Department of Statistics and Operational Research, University Nacional Educación a Distancia, Paseo Senda del Rey 9, 28040 Madrid, Spain.
Center for Vaccine Development, Departments of Pediatrics and Medicine, University of Maryland School of Medicine, Baltimore, MD 21201, USA.
J Biomed Inform. 2017 Oct;74:1-9. doi: 10.1016/j.jbi.2017.08.005. Epub 2017 Aug 9.
Immunologic correlates of protection are important in vaccine development because they give insight into mechanisms of protection, assist in the identification of promising vaccine candidates, and serve as endpoints in bridging clinical vaccine studies. Our goal is the development of a methodology to identify immunologic correlates of protection using the Shigella challenge as a model.

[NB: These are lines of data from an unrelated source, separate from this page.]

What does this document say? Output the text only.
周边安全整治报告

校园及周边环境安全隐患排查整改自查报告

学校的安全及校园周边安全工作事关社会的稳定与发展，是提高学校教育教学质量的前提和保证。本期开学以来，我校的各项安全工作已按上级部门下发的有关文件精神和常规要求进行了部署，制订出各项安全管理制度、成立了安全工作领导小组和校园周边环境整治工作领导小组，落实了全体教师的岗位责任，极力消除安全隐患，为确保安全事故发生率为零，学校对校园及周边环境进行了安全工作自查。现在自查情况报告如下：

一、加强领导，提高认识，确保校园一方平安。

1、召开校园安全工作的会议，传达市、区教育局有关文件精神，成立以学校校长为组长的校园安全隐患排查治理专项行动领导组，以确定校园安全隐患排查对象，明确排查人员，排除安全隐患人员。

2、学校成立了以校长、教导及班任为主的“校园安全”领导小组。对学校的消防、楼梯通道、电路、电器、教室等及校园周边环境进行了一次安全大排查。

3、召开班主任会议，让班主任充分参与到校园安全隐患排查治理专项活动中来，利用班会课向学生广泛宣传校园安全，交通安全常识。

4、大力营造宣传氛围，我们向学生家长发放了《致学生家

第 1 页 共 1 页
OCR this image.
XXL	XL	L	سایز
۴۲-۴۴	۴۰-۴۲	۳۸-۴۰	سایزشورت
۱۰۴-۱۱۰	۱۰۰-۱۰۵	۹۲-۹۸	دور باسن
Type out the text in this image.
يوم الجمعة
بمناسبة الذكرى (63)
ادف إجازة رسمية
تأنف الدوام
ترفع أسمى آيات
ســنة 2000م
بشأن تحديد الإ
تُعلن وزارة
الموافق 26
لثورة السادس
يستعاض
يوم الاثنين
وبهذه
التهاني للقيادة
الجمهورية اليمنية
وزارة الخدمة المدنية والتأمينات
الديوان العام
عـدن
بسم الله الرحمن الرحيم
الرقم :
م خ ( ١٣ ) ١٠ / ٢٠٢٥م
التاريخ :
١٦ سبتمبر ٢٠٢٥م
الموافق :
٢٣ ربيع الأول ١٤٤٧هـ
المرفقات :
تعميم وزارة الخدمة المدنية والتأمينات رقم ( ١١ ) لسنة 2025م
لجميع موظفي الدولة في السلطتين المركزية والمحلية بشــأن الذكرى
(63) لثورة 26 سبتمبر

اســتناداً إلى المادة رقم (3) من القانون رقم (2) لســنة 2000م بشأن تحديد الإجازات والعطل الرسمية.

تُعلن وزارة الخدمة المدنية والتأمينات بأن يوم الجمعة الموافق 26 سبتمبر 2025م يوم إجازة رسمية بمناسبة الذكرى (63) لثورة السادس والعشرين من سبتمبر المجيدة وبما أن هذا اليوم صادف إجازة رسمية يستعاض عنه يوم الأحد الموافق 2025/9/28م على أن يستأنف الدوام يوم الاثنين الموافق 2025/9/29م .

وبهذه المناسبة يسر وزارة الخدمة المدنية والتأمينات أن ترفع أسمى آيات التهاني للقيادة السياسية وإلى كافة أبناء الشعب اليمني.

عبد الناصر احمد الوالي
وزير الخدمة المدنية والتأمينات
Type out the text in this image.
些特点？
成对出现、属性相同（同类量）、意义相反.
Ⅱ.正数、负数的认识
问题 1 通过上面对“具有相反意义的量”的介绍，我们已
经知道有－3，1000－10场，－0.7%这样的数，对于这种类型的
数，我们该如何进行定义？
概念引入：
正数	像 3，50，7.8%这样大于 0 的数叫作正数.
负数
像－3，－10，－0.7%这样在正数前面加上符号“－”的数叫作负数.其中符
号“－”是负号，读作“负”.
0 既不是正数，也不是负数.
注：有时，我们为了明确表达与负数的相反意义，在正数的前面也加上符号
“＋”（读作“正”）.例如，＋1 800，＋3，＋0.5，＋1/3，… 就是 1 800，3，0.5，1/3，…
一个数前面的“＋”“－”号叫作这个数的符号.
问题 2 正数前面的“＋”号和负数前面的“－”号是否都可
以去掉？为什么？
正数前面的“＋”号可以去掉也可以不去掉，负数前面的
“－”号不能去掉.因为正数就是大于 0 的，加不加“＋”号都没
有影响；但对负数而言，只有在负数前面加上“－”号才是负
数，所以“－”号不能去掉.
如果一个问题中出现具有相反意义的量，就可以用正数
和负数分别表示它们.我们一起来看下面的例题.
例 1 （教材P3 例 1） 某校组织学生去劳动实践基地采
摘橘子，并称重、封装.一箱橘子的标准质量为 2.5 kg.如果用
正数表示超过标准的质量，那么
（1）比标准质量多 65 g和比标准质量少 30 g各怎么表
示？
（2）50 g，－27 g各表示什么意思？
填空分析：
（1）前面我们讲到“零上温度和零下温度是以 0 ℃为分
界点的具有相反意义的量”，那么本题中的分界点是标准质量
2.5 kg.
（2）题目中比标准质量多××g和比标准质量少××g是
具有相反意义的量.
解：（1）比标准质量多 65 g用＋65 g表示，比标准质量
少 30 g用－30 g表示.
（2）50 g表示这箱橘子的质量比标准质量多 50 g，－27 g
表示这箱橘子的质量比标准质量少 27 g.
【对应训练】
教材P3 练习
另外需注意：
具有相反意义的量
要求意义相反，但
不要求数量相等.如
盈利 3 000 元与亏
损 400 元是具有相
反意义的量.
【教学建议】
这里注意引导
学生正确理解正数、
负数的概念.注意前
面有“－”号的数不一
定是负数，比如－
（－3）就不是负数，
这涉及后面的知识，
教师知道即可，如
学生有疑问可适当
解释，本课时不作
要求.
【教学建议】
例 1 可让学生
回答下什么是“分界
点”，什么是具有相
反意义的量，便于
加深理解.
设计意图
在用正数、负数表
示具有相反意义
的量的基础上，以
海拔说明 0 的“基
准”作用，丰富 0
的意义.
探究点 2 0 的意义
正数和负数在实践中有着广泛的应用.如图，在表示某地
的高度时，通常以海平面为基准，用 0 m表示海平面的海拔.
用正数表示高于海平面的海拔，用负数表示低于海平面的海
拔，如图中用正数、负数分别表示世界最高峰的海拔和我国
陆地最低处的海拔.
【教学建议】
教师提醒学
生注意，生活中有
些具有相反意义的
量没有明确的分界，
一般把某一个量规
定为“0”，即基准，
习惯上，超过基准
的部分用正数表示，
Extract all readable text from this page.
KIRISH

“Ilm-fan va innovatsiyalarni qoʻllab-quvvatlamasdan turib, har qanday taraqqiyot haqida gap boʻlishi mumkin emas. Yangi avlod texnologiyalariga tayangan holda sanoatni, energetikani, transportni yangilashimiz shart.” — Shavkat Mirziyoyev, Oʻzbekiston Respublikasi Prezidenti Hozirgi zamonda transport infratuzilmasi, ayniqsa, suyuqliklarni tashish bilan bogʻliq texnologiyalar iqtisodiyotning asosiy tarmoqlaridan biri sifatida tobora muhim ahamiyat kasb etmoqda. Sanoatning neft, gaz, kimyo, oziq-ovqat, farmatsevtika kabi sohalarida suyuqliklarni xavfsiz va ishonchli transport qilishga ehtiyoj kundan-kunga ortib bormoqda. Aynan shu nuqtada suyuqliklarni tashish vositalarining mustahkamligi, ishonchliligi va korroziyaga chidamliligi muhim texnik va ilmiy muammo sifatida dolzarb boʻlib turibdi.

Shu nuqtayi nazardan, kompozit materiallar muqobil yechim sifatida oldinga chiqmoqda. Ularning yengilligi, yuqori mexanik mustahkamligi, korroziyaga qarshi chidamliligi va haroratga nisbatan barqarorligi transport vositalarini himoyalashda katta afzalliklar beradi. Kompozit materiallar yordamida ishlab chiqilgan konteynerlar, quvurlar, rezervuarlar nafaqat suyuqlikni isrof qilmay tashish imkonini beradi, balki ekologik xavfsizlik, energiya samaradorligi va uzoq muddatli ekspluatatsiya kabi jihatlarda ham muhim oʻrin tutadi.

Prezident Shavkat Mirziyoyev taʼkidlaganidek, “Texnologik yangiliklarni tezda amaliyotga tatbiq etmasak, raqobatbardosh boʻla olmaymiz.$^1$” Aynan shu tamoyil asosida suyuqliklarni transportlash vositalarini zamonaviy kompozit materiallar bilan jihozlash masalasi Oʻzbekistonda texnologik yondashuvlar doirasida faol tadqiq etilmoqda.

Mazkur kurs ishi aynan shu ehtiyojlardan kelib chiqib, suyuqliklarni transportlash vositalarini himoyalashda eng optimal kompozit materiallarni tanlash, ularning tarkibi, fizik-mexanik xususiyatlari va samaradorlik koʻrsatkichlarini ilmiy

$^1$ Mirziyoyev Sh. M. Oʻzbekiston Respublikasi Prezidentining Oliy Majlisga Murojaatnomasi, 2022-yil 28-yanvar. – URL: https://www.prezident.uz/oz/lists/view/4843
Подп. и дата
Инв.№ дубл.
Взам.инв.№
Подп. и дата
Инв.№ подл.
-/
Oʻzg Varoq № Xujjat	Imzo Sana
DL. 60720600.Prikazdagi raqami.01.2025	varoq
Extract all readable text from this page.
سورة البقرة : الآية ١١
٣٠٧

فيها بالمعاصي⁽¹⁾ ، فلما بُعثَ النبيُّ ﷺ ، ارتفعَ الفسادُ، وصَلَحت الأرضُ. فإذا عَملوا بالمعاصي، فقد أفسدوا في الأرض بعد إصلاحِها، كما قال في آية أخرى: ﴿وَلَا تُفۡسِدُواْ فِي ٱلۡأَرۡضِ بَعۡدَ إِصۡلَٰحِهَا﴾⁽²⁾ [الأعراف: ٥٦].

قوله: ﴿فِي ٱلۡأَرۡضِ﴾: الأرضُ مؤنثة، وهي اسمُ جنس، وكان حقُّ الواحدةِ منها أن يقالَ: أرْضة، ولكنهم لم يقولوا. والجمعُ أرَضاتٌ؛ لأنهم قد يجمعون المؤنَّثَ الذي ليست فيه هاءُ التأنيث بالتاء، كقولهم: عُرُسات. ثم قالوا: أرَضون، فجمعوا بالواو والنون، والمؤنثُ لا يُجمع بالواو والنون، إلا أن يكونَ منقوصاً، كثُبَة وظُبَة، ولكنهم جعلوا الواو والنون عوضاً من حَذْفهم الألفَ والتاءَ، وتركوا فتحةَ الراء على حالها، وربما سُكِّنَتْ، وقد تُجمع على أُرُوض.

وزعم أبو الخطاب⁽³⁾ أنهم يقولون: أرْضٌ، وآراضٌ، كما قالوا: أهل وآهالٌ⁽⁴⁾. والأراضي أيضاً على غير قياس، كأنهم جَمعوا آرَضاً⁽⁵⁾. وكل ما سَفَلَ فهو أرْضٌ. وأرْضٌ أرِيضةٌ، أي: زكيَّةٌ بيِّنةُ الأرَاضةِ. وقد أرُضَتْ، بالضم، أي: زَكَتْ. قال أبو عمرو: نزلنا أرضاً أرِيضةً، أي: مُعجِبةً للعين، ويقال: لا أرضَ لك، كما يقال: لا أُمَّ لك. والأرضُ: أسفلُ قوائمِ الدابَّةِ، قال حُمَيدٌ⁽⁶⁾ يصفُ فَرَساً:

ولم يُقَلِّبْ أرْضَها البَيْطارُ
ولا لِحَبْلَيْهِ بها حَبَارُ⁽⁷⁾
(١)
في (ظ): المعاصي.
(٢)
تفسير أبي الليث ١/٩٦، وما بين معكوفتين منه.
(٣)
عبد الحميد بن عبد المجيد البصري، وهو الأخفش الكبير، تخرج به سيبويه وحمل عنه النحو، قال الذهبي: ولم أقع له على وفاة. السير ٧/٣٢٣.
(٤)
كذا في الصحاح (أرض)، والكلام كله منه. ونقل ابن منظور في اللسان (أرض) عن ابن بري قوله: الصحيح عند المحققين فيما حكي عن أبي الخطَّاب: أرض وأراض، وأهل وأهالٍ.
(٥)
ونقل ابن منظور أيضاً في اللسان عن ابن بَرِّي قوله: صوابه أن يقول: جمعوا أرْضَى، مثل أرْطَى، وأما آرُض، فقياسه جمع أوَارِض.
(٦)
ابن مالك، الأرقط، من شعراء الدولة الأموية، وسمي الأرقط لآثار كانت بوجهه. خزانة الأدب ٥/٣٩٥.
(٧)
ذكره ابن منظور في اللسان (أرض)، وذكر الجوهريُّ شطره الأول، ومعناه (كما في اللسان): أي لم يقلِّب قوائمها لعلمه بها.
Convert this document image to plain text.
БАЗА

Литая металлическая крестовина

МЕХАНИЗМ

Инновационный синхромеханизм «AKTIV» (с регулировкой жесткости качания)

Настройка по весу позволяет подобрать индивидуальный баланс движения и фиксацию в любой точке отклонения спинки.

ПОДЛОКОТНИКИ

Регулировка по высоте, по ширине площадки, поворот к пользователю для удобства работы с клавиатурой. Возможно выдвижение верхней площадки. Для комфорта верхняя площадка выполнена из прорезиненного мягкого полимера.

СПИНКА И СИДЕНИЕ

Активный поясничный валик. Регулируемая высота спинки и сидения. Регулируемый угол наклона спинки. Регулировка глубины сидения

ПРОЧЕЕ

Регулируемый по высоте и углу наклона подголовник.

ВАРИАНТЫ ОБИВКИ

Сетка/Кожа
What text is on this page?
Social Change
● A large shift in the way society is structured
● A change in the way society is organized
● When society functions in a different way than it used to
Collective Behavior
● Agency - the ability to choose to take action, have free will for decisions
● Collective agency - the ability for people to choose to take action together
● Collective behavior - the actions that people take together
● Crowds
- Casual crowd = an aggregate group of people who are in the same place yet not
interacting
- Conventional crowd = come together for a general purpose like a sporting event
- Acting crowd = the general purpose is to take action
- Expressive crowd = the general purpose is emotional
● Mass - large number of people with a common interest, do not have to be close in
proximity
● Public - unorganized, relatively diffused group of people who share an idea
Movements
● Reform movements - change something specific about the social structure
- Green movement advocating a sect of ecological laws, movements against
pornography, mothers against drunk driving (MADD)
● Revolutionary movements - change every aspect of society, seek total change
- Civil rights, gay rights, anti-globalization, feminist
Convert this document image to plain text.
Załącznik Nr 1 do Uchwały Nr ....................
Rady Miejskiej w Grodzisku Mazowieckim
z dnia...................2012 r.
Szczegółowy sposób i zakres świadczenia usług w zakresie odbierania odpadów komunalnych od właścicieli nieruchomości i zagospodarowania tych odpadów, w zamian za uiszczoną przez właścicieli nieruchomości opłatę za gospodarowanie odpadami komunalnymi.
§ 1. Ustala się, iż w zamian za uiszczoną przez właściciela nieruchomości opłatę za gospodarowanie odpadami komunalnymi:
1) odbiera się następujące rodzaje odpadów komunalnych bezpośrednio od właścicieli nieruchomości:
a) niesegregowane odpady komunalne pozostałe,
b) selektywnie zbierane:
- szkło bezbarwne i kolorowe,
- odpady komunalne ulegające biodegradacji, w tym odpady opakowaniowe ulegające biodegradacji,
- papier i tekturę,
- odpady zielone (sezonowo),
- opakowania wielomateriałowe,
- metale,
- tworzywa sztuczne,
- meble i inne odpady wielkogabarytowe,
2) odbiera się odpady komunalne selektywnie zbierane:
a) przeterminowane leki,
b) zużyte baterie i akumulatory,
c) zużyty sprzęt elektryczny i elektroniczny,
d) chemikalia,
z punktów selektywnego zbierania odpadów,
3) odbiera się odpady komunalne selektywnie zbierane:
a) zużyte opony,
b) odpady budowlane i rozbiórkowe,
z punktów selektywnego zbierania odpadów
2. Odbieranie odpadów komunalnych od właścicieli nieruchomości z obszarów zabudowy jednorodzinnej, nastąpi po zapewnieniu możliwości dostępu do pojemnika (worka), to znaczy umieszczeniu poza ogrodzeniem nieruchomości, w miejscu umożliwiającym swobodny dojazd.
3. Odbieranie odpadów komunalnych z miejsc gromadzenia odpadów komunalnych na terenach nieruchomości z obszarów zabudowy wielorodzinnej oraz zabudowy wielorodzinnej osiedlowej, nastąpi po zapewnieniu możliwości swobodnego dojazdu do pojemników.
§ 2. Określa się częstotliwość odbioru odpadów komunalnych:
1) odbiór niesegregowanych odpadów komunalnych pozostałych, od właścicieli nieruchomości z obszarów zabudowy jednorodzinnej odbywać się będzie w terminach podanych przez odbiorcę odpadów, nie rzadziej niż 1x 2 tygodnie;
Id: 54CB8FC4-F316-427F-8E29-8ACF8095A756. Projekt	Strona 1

The proposed methodology utilizes the Random Forests (RF) machine learning algorithm as well as Classification and Regression Trees (CART) to detect immune markers that predict protection, identify interactions between variables, and define optimal cutoffs. Logistic regression modeling is applied to estimate the probability of protection and the confidence interval (CI) for such a probability is computed by bootstrapping the logistic regression models.
The results demonstrate that the combination of Classification and Regression Trees and Random Forests complements the standard logistic regression and uncovers subtle immune interactions. Specific levels of immunoglobulin IgG antibody in blood on the day of challenge predicted protection in 75% (95% CI 67-86). Of those subjects that did not have blood IgG at or above a defined threshold, 100% were protected if they had IgA antibody secreting cells above a defined threshold. Comparison with the results obtained by applying only logistic regression modeling with standard Akaike Information Criterion for model selection shows the usefulness of the proposed method.
Given the complexity of the immune system, the use of machine learning methods may enhance traditional statistical approaches. When applied together, they offer a novel way to quantify important immune correlates of protection that may help the development of vaccines.
免疫保护相关性在疫苗开发中很重要,因为它们可以深入了解保护机制,有助于确定有前途的疫苗候选物,并作为桥接临床疫苗研究的终点。我们的目标是开发一种使用志贺氏菌挑战作为模型来识别免疫保护相关性的方法。
所提出的方法利用随机森林(RF)机器学习算法以及分类和回归树(CART)来检测预测保护的免疫标志物,识别变量之间的相互作用,并定义最佳截止值。逻辑回归建模用于估计保护的概率,并且通过对逻辑回归模型进行引导来计算保护概率的置信区间(CI)。
结果表明,分类和回归树与随机森林的结合补充了标准逻辑回归,并揭示了微妙的免疫相互作用。在挑战当天血液中免疫球蛋白 IgG 抗体的特定水平预测了 75%(95%CI 67-86)的保护。在没有达到或超过定义阈值的 IgG 抗体的那些受试者中,如果 IgA 抗体分泌细胞超过定义的阈值,则 100%受到保护。与仅应用具有标准 Akaike 信息准则的逻辑回归建模进行比较的结果表明了该方法的有用性。
鉴于免疫系统的复杂性,机器学习方法的使用可能会增强传统的统计方法。当一起使用时,它们提供了一种量化重要免疫保护相关性的新方法,这可能有助于疫苗的开发。